In the last few days since the Omicron wave really exploded on the national scene, bringing with it a slew of disruptions, friends have been sharing memes on common WhatsApp groups. Two of these I particularly liked.
One has three panels, the first with a wave that panics people, the second that engulfs them and in the third panel people are surfing the wave. The second sounded a little ominous – it said the next wave will be discovered on March 14 and that it will come in many variants. Terribly ominous. But read again and you realise people are punning on the date–March 14 is 3.14 in some date formats, that is Pi which is the next letter in the Greek alphabet and sure, pies come in all kinds of variants.
Whether you found either of them funny or not, you would have seen dozens, if not hundreds, of such attempts at humour about Covid-19 and this particular wave though anyone actually suffering from it or worse, have lost people to it, will tell you there is little that is actually funny about it.
We reach out to humour when things are really not in our control and there is little we can do about it. It is a very uniquely human way of dealing with anxiety. We do it in all sorts of similar situations. Bombs might be falling all around outside their home, and inside, a parent might be putting on a mime act for the kids. An avalanche might be burying us any second, and we will find someone pulling a funny face at it.
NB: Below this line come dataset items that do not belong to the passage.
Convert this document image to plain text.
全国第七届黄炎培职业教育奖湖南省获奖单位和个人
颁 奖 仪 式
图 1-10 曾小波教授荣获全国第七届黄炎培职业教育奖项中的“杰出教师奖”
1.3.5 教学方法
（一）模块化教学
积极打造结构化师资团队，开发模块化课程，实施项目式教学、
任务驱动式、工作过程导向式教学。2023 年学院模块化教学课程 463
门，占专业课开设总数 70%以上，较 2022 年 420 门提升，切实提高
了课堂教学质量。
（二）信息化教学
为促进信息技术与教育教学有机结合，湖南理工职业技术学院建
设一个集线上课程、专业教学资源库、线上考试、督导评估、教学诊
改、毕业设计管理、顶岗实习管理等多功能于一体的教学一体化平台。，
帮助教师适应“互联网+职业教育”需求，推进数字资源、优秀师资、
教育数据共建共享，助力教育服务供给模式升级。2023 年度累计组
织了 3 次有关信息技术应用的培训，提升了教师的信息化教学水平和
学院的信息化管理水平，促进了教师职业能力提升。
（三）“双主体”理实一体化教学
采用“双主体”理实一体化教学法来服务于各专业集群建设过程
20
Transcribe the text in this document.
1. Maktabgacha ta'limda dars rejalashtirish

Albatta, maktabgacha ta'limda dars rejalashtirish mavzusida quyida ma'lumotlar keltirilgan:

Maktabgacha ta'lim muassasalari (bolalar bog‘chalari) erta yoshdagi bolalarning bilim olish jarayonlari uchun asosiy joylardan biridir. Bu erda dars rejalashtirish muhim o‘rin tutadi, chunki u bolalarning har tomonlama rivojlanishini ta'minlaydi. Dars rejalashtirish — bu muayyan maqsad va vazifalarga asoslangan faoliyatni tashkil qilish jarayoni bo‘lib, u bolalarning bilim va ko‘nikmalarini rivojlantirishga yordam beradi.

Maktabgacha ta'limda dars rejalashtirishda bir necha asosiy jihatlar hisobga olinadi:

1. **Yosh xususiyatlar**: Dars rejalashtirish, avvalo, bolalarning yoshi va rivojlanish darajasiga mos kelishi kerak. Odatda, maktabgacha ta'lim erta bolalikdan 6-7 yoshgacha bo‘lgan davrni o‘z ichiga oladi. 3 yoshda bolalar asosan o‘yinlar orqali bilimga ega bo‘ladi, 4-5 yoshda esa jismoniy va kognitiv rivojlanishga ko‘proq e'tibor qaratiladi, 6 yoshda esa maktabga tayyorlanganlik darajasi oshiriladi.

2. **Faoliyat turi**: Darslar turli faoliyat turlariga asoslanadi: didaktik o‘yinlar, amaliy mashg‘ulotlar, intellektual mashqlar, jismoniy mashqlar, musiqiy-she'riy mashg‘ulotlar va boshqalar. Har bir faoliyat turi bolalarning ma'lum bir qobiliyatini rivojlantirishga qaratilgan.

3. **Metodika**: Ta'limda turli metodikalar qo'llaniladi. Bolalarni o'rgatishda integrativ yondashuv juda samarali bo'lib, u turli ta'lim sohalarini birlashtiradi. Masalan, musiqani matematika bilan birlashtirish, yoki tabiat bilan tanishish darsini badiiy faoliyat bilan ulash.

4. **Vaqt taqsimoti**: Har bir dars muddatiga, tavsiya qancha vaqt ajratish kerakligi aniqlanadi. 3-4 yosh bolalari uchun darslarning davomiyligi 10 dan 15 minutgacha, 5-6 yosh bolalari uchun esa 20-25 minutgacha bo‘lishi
Humour is such an irrepressibly human way of dealing with anxiety – it immediately drops our stress levels, our bodies relax, our eyes lose the wide-eyed look and we can focus. We can literally feel the relief flow through us and help us find ways to cope with the situation, rather than just feeling overwhelmed and helpless. Crying helps in a similar way, and even other actions such as dancing or running.
The most vulnerable
This is a particularly anxious time for pretty much all of us, but some suffer more than others. The urban poor, people without access to consistent electricity or internet, people living in areas where internet keeps getting turned off or fast data is just not available, children who just may not have developed the language to express and deal with the emotions they might be experiencing in all this, people in abusive homes and so on. There are young adults who are graduating college with barely any real-time interaction with peers, teachers or others, and people joining work virtually with very little opportunity to understand company culture, people postponing essential health checkups and treatments for months and years.
So many who had never really experienced long periods of anxiety are seeing themselves going through it now.
Thing with anxiety is that unless one recognizes it as anxiety and learns to manage themselves in their anxiety, it tends to generalise and deepen. What starts as anxiety over CoVid could generalise into an overarching germophobia, or a fear of crowds and that can start to limit one’s regular life.
With wave after wave of CoVid, some people might not relax their vigilance for a long time, and the anxieties could deepen into ongoing compulsive behaviour.
We already see young children who find it difficult to socialise in groups of peers, or even with new adults. We see people who do not want to eat out at all. We see reactions to the anxiety in extreme denial, explosion of conspiracy theorists and so on.
Don’t let anxiety deepen
Mental health is subtle. Sometimes, what seems healthy in the short run might actually hurt in the long run. We need a certain degree of healthy fear and anxiety to be safe with CoVid around, and yet, if we let that fear and anxiety generalise and deepen, it can cause long-lasting problems. We need to be able to watch out for each other, recognise signs of distress in one another and take help when needed.
Being able to slow down enough to observe ourselves and our mental state is the first step. Guided journaling can help. So does working with your body through yoga or pranayama. Controlled breathing and such exercises can go a long way in easing the physical signs of anxiety such as breathlessness, heightened vigilance, quickening of one’s heart rate etc. Talking about what one is really feeling and thinking, without worry of being judged is important and feeling that we are fully heard and validated helps a lot.
Sharing memes and laughing out loud will help, but we certainly need more than that.